Mass Graves
I tried to find a way into this part of my history that is perhaps too unbearable for my family to remember, buried along with the nameless, in the mass graves across Spain.
I learn that by early fall in 1936, at least 25,000 Spaniards have been killed and less than half on any battlefield. Not all were Republicans, not all were Nationalists. Some didn’t have a political predisposition at all; they simply tried to eke out a living. By 1957, nearly half of my mother's neighbors from the Macareno barrio will be killed, disappeared, or sent to concentration camps. Whereas the atrocities on both sides were incalculable,
Franco’s regime will memorialize the Nationalist coup as a “crusade.” Vast monuments will be erected, streets will be named for Franco’s rebel generals, textbooks will be rewritten, censorship will forbid any mention sympathetic to the Republic. The Republic will be persistently vilified, and the Nationalists will be the heroic victors.

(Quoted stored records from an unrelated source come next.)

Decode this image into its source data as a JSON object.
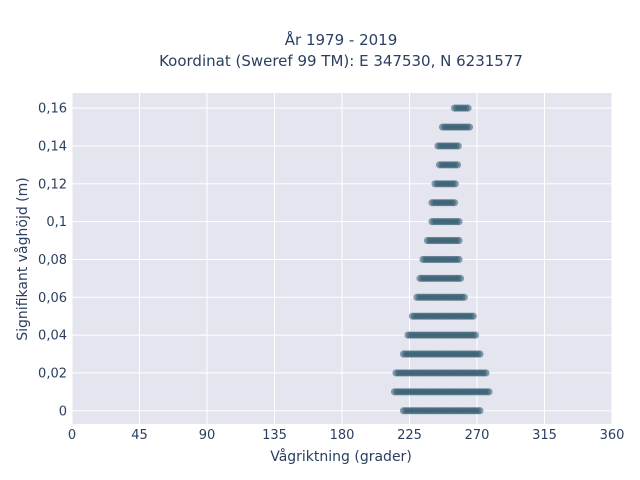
{
  "chart_data": {
    "type": "scatter",
    "title_lines": [
      "År 1979 - 2019",
      "Koordinat (Sweref 99 TM): E 347530, N 6231577"
    ],
    "xlabel": "Vågriktning (grader)",
    "ylabel": "Signifikant våghöjd (m)",
    "xlim": [
      0,
      360
    ],
    "ylim": [
      -0.007,
      0.168
    ],
    "xticks": [
      0,
      45,
      90,
      135,
      180,
      225,
      270,
      315,
      360
    ],
    "xtick_labels": [
      "0",
      "45",
      "90",
      "135",
      "180",
      "225",
      "270",
      "315",
      "360"
    ],
    "yticks": [
      0,
      0.02,
      0.04,
      0.06,
      0.08,
      0.1,
      0.12,
      0.14,
      0.16
    ],
    "ytick_labels": [
      "0",
      "0,02",
      "0,04",
      "0,06",
      "0,08",
      "0,1",
      "0,12",
      "0,14",
      "0,16"
    ],
    "grid": true,
    "marker_color": "#2f5a6e",
    "plot_background": "#e5e5f0",
    "point_clusters": [
      {
        "y": 0.0,
        "x_min": 221,
        "x_max": 272
      },
      {
        "y": 0.01,
        "x_min": 215,
        "x_max": 278
      },
      {
        "y": 0.02,
        "x_min": 216,
        "x_max": 276
      },
      {
        "y": 0.03,
        "x_min": 221,
        "x_max": 273
      },
      {
        "y": 0.04,
        "x_min": 224,
        "x_max": 270
      },
      {
        "y": 0.05,
        "x_min": 227,
        "x_max": 268
      },
      {
        "y": 0.06,
        "x_min": 230,
        "x_max": 262
      },
      {
        "y": 0.07,
        "x_min": 232,
        "x_max": 259
      },
      {
        "y": 0.08,
        "x_min": 234,
        "x_max": 258
      },
      {
        "y": 0.09,
        "x_min": 237,
        "x_max": 258
      },
      {
        "y": 0.1,
        "x_min": 240,
        "x_max": 258
      },
      {
        "y": 0.11,
        "x_min": 240,
        "x_max": 256
      },
      {
        "y": 0.12,
        "x_min": 242,
        "x_max": 256
      },
      {
        "y": 0.13,
        "x_min": 245,
        "x_max": 257
      },
      {
        "y": 0.14,
        "x_min": 244,
        "x_max": 258
      },
      {
        "y": 0.15,
        "x_min": 247,
        "x_max": 265
      },
      {
        "y": 0.16,
        "x_min": 255,
        "x_max": 264
      }
    ]
  }
}
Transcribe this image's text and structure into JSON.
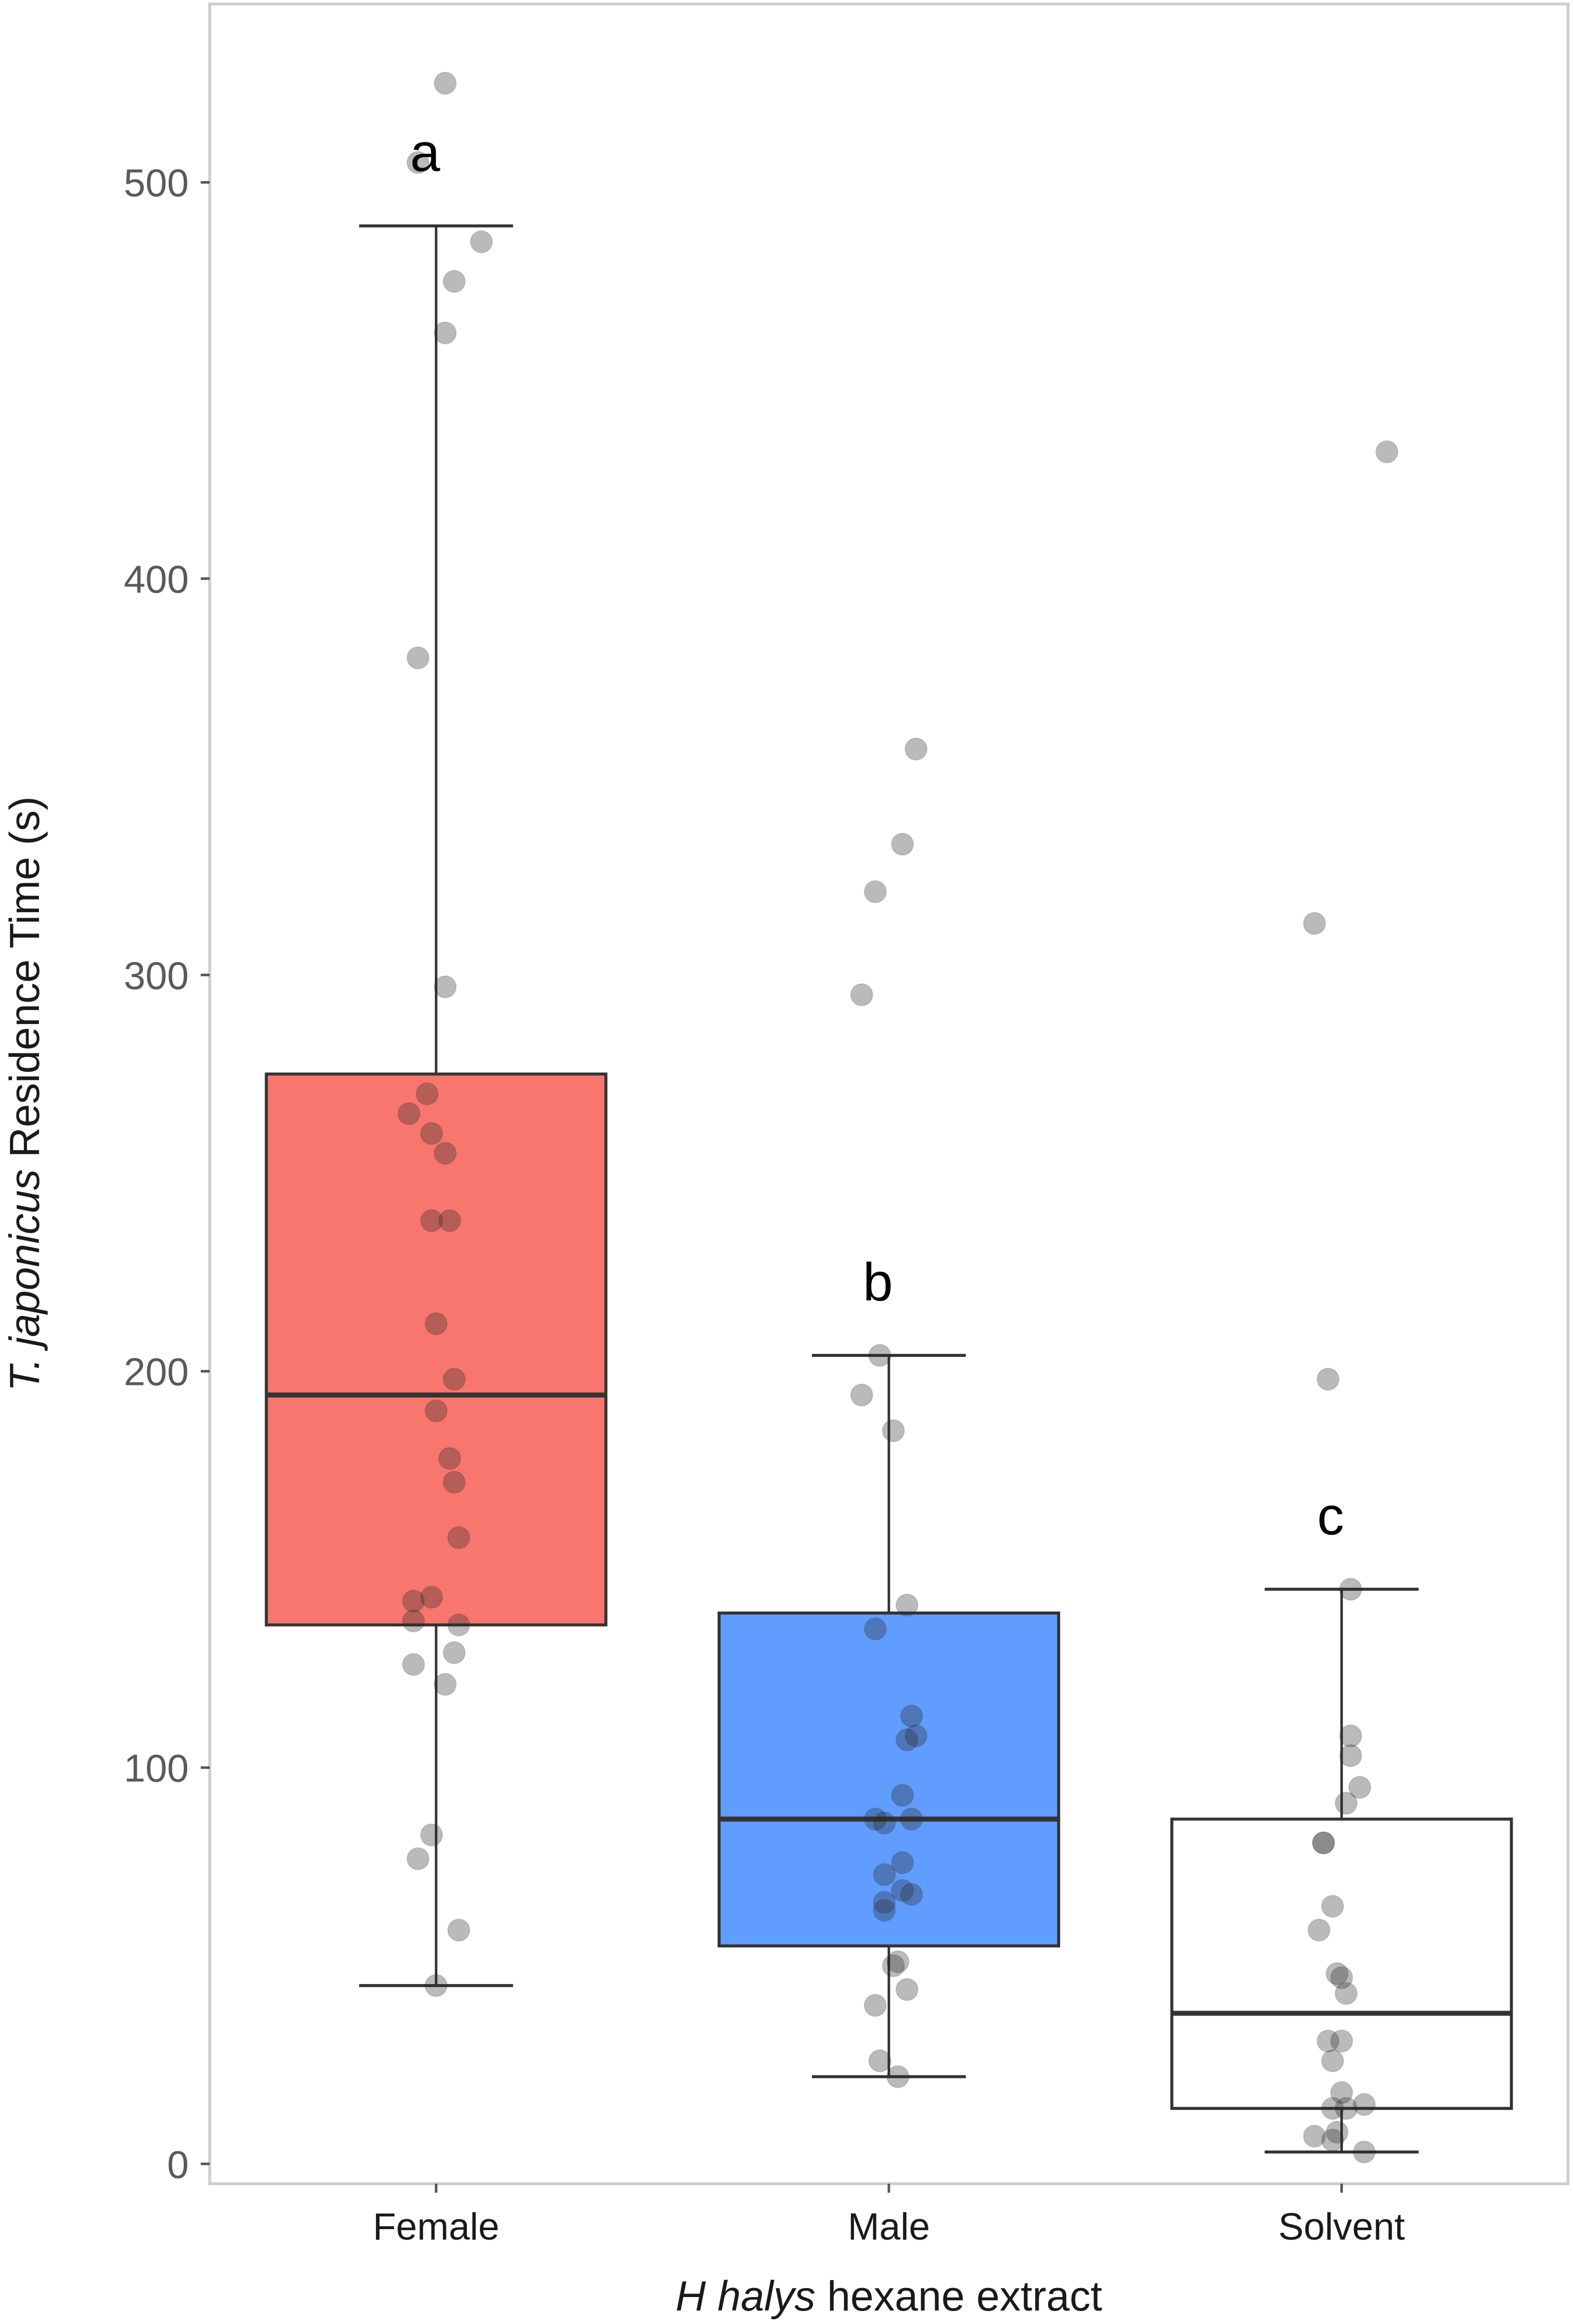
{
  "chart_data": {
    "type": "box",
    "title": "",
    "xlabel_italic": "H  halys",
    "xlabel_rest": " hexane extract",
    "ylabel_italic": "T. japonicus",
    "ylabel_rest": " Residence Time (s)",
    "ylim": [
      -5,
      545
    ],
    "yticks": [
      0,
      100,
      200,
      300,
      400,
      500
    ],
    "grid": false,
    "colors": {
      "Female": "#F8766D",
      "Male": "#619CFF",
      "Solvent": "#ffffff"
    },
    "groups": [
      {
        "name": "Female",
        "letter": "a",
        "box": {
          "whisker_low": 45,
          "q1": 136,
          "median": 194,
          "q3": 275,
          "whisker_high": 489
        },
        "points": [
          {
            "x": 0.02,
            "y": 525
          },
          {
            "x": -0.04,
            "y": 505
          },
          {
            "x": 0.1,
            "y": 485
          },
          {
            "x": 0.04,
            "y": 475
          },
          {
            "x": 0.02,
            "y": 462
          },
          {
            "x": -0.04,
            "y": 380
          },
          {
            "x": 0.02,
            "y": 297
          },
          {
            "x": -0.02,
            "y": 270
          },
          {
            "x": -0.06,
            "y": 265
          },
          {
            "x": -0.01,
            "y": 260
          },
          {
            "x": 0.02,
            "y": 255
          },
          {
            "x": -0.01,
            "y": 238
          },
          {
            "x": 0.03,
            "y": 238
          },
          {
            "x": 0.0,
            "y": 212
          },
          {
            "x": 0.04,
            "y": 198
          },
          {
            "x": 0.0,
            "y": 190
          },
          {
            "x": 0.03,
            "y": 178
          },
          {
            "x": 0.04,
            "y": 172
          },
          {
            "x": 0.05,
            "y": 158
          },
          {
            "x": -0.01,
            "y": 143
          },
          {
            "x": -0.05,
            "y": 142
          },
          {
            "x": -0.05,
            "y": 137
          },
          {
            "x": 0.05,
            "y": 136
          },
          {
            "x": 0.04,
            "y": 129
          },
          {
            "x": -0.05,
            "y": 126
          },
          {
            "x": 0.02,
            "y": 121
          },
          {
            "x": -0.01,
            "y": 83
          },
          {
            "x": -0.04,
            "y": 77
          },
          {
            "x": 0.05,
            "y": 59
          },
          {
            "x": 0.0,
            "y": 45
          }
        ]
      },
      {
        "name": "Male",
        "letter": "b",
        "box": {
          "whisker_low": 22,
          "q1": 55,
          "median": 87,
          "q3": 139,
          "whisker_high": 204
        },
        "points": [
          {
            "x": 0.06,
            "y": 357
          },
          {
            "x": 0.03,
            "y": 333
          },
          {
            "x": -0.03,
            "y": 321
          },
          {
            "x": -0.06,
            "y": 295
          },
          {
            "x": -0.02,
            "y": 204
          },
          {
            "x": -0.06,
            "y": 194
          },
          {
            "x": 0.01,
            "y": 185
          },
          {
            "x": 0.04,
            "y": 141
          },
          {
            "x": -0.03,
            "y": 135
          },
          {
            "x": 0.05,
            "y": 113
          },
          {
            "x": 0.06,
            "y": 108
          },
          {
            "x": 0.04,
            "y": 107
          },
          {
            "x": 0.03,
            "y": 93
          },
          {
            "x": 0.05,
            "y": 87
          },
          {
            "x": -0.03,
            "y": 87
          },
          {
            "x": -0.01,
            "y": 86
          },
          {
            "x": 0.03,
            "y": 76
          },
          {
            "x": -0.01,
            "y": 73
          },
          {
            "x": 0.05,
            "y": 68
          },
          {
            "x": 0.03,
            "y": 69
          },
          {
            "x": -0.01,
            "y": 66
          },
          {
            "x": -0.01,
            "y": 64
          },
          {
            "x": 0.02,
            "y": 51
          },
          {
            "x": 0.01,
            "y": 50
          },
          {
            "x": 0.04,
            "y": 44
          },
          {
            "x": -0.03,
            "y": 40
          },
          {
            "x": -0.02,
            "y": 26
          },
          {
            "x": 0.02,
            "y": 22
          }
        ]
      },
      {
        "name": "Solvent",
        "letter": "c",
        "box": {
          "whisker_low": 3,
          "q1": 14,
          "median": 38,
          "q3": 87,
          "whisker_high": 145
        },
        "points": [
          {
            "x": 0.1,
            "y": 432
          },
          {
            "x": -0.06,
            "y": 313
          },
          {
            "x": -0.03,
            "y": 198
          },
          {
            "x": 0.02,
            "y": 145
          },
          {
            "x": 0.02,
            "y": 108
          },
          {
            "x": 0.02,
            "y": 103
          },
          {
            "x": 0.04,
            "y": 95
          },
          {
            "x": 0.01,
            "y": 91
          },
          {
            "x": -0.04,
            "y": 81
          },
          {
            "x": -0.04,
            "y": 81
          },
          {
            "x": -0.02,
            "y": 65
          },
          {
            "x": -0.05,
            "y": 59
          },
          {
            "x": -0.01,
            "y": 48
          },
          {
            "x": 0.0,
            "y": 47
          },
          {
            "x": 0.01,
            "y": 43
          },
          {
            "x": -0.03,
            "y": 31
          },
          {
            "x": 0.0,
            "y": 31
          },
          {
            "x": -0.02,
            "y": 26
          },
          {
            "x": 0.0,
            "y": 18
          },
          {
            "x": 0.05,
            "y": 15
          },
          {
            "x": -0.02,
            "y": 14
          },
          {
            "x": 0.01,
            "y": 14
          },
          {
            "x": -0.01,
            "y": 8
          },
          {
            "x": -0.06,
            "y": 7
          },
          {
            "x": -0.02,
            "y": 6
          },
          {
            "x": 0.05,
            "y": 3
          }
        ]
      }
    ]
  }
}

Eventually, thanks to the Law of Historical Memory, even some of the mass graves would be opened so family members could search for and claim their dead. It wasn’t without fear and some trepidation, but as more and more stories came to light, my tio Manolo decided it was time. These atrocities had happened. No one had forgotten. The pain and devastation was still raw and weeping, an open wound unable to heal in the shadows. Manolo didn’t want his father’s story left unsaid because leaving it a secret did not help the healing that was finally beginning all over Spain.